The SBS representatives were asked whether other universities had clinical faculty in Communications. They replied that at other universities, these faculty are in tenure track positions, but they won’t get tenure at OSU.
A faculty member noted that as news organizations collapse, major journalists go to work at universities. Is OSU going in that direction? There were two SBS answers—“I don’t know” and “doubtful.”
Another faculty member asked why this could not be accomplished by tenure track faculty.
The SBS reply was that OSU couldn’t attract people capable of doing such practical teaching and get tenure.
A faculty member said that the Lantern idea sounded good.
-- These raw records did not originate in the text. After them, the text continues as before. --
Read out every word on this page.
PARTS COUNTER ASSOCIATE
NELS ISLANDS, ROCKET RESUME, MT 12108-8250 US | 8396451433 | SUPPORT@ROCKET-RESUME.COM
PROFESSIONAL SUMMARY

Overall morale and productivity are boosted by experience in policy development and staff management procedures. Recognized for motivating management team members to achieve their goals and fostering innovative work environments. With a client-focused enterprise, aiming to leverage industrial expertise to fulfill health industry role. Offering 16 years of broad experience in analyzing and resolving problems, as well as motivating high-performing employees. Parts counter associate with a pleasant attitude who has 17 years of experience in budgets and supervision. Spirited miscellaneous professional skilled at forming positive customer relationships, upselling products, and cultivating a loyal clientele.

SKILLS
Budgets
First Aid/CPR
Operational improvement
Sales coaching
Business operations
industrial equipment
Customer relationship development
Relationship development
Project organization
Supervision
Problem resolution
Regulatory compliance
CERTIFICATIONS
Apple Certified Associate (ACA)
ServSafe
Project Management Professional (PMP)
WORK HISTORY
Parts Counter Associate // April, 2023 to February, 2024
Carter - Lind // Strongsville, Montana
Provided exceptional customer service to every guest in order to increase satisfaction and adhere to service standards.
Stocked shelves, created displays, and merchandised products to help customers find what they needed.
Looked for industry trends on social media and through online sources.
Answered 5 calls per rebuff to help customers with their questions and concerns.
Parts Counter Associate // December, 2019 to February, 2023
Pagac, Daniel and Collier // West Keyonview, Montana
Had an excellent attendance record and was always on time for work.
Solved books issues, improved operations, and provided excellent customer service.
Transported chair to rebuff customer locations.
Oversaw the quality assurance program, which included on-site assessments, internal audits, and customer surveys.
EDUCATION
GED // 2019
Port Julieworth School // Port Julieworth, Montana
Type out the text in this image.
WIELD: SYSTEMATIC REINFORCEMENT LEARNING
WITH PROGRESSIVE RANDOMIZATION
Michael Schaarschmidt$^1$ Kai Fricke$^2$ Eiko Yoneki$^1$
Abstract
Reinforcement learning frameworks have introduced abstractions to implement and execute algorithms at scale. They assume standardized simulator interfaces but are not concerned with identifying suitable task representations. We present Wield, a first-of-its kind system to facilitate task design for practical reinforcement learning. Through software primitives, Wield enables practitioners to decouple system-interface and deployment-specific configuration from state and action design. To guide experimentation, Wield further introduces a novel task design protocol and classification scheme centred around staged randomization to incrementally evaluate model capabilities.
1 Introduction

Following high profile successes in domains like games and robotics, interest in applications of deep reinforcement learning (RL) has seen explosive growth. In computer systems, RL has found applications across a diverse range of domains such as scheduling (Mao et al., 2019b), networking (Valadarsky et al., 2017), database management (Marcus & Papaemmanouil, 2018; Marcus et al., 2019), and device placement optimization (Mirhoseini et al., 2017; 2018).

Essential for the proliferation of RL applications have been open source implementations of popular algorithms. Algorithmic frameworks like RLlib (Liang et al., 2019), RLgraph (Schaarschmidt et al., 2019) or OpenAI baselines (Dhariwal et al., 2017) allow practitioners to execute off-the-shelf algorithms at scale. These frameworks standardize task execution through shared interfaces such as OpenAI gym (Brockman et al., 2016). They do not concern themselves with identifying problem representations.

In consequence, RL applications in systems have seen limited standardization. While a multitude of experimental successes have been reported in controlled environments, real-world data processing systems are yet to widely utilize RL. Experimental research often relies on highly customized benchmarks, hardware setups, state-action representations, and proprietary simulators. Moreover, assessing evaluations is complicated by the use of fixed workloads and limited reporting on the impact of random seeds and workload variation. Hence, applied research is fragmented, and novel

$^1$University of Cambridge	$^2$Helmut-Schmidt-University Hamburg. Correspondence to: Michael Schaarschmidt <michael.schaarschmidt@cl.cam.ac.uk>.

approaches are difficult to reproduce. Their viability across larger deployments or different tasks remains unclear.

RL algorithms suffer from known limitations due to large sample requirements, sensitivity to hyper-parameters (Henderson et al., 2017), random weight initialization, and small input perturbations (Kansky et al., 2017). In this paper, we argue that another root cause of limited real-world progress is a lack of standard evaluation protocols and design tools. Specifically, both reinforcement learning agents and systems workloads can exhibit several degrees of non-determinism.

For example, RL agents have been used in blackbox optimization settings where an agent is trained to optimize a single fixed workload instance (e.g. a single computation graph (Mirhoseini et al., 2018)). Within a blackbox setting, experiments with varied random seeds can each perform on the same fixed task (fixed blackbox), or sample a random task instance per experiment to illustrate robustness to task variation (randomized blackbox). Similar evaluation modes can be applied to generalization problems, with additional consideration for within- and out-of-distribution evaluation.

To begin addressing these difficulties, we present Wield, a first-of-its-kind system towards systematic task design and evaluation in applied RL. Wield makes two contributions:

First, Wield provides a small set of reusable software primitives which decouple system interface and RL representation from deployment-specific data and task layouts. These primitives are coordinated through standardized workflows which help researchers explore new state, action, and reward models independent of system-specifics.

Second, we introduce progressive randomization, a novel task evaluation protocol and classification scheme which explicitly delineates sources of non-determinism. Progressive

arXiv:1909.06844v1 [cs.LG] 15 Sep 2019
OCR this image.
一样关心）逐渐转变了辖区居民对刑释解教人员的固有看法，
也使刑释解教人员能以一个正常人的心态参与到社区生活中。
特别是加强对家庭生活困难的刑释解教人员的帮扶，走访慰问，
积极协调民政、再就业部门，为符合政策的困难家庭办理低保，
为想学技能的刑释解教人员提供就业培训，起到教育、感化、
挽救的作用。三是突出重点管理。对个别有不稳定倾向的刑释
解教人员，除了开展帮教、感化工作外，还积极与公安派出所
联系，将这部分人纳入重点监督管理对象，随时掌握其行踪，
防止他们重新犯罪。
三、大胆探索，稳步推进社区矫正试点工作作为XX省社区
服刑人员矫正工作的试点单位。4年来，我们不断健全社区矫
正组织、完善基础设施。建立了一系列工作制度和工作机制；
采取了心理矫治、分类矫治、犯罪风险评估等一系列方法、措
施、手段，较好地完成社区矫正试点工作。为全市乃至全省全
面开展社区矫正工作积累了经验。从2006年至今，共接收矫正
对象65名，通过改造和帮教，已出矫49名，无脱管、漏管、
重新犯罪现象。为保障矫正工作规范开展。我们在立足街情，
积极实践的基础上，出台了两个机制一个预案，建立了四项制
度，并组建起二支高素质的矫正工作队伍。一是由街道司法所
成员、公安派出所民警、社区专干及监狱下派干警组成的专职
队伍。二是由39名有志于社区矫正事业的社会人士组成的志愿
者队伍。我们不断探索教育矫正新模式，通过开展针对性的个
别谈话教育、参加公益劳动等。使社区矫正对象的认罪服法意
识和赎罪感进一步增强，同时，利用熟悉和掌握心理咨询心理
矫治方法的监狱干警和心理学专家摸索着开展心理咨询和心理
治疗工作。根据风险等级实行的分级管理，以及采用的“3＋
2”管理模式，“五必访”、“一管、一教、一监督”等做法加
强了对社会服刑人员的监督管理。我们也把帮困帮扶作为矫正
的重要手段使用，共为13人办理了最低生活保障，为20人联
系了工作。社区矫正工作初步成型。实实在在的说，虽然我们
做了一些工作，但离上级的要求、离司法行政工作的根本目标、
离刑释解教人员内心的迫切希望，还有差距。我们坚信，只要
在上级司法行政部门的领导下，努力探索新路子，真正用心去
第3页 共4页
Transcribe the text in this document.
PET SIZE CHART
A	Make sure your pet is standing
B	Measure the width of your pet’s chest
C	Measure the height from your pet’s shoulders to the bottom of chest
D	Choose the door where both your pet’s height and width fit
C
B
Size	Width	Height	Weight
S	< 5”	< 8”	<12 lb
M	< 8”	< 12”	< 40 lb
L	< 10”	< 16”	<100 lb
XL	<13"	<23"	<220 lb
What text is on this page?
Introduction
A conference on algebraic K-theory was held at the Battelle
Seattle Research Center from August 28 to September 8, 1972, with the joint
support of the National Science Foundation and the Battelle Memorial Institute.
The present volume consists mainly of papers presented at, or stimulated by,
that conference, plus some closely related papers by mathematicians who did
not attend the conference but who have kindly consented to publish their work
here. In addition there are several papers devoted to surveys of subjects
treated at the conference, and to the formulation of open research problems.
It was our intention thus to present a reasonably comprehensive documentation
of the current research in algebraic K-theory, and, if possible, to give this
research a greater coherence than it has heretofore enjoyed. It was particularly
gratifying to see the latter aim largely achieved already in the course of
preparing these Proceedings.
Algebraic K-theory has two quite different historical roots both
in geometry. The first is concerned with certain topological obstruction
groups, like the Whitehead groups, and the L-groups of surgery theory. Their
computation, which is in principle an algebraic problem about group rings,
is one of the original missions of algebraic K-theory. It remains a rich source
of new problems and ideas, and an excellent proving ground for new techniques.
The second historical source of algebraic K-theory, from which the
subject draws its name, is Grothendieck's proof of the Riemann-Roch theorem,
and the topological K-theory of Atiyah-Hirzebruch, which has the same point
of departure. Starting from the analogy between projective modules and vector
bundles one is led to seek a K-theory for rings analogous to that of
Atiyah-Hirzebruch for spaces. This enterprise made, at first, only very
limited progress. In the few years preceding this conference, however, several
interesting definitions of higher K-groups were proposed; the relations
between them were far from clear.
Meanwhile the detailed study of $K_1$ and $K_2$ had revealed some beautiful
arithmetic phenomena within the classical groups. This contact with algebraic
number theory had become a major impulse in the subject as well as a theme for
As a member of the Art Department, he said, they would like to do the same thing as Communications in creating clinical technology positions because there’s a lot of turnover. This integrates staff people in a department and he supported it.
A faculty member said that the key difficulty will be in insuring that people are current, and the need to critically evaluate them. He opined that it may be difficult to do.
A faculty member asked if there are only four positions. Yes, was the SBS response. She asked whether adding tracks would require Senate approval. Yes, again. Hobgood stated that the clinical faculty number would be limited to four tracks. He said that the clinical faculty proposal does conform to the existing rule.
A vote was taken. Twenty-one voted in favor of the proposal, four voted no, and three abstained.
Hobgood said that the remaining proposals were informational. They would go to the Senate, the Board of Trustees, and the Board of Regents for enactment.
The first proposal was for a change in the name of the Department of Women’s Studies to Women’s, Gender, and Sexuality Studies. Feminist perspectives would distinguish their approach from existing courses in sexuality and gender.
The second was a proposal for a terminal degree in the College of Education, the Education Specialist master’s. Hobgood said that this would involve coursework and practical expertise. He said they could come back and get a Ph.D. A faculty member from Education who helped write the proposal said that was inaccurate, that the person must make a choice early on in the process. They would have to return and petition to join the Ph.D program and couldn’t use the courses from the terminal degree.
The third proposal was for a tagged degree, a master’s in plant health management. Two departments in College of Food, Agricultural and Environmental Sciences, Plant Pathology and Entomology, are cooperating in this. Industry wants people who have this experience. Hobgood was asked why there were no lab courses listed and where internships would be. He replied that he understood that students would be out in the field a great deal of the time.
Mudrak introduced T. K. Daniel, chair of Rules. Daniel noted that the proposal concerning frequency of faculty meetings on semesters had been brought before Faculty Council in May. Daniel said he wanted to go over it again before it goes to next week’s Senate meeting.
This arose out of semester conversion when Rules found the wide disparity in faculty meetings. It requires TIUs to meet at least once per semester (i.e., it is a minimum). He ended by noting that this is not the sole way TIUs need to conduct business.
There were no comments, and the meeting adjourned at 16:35 (4:35 PM).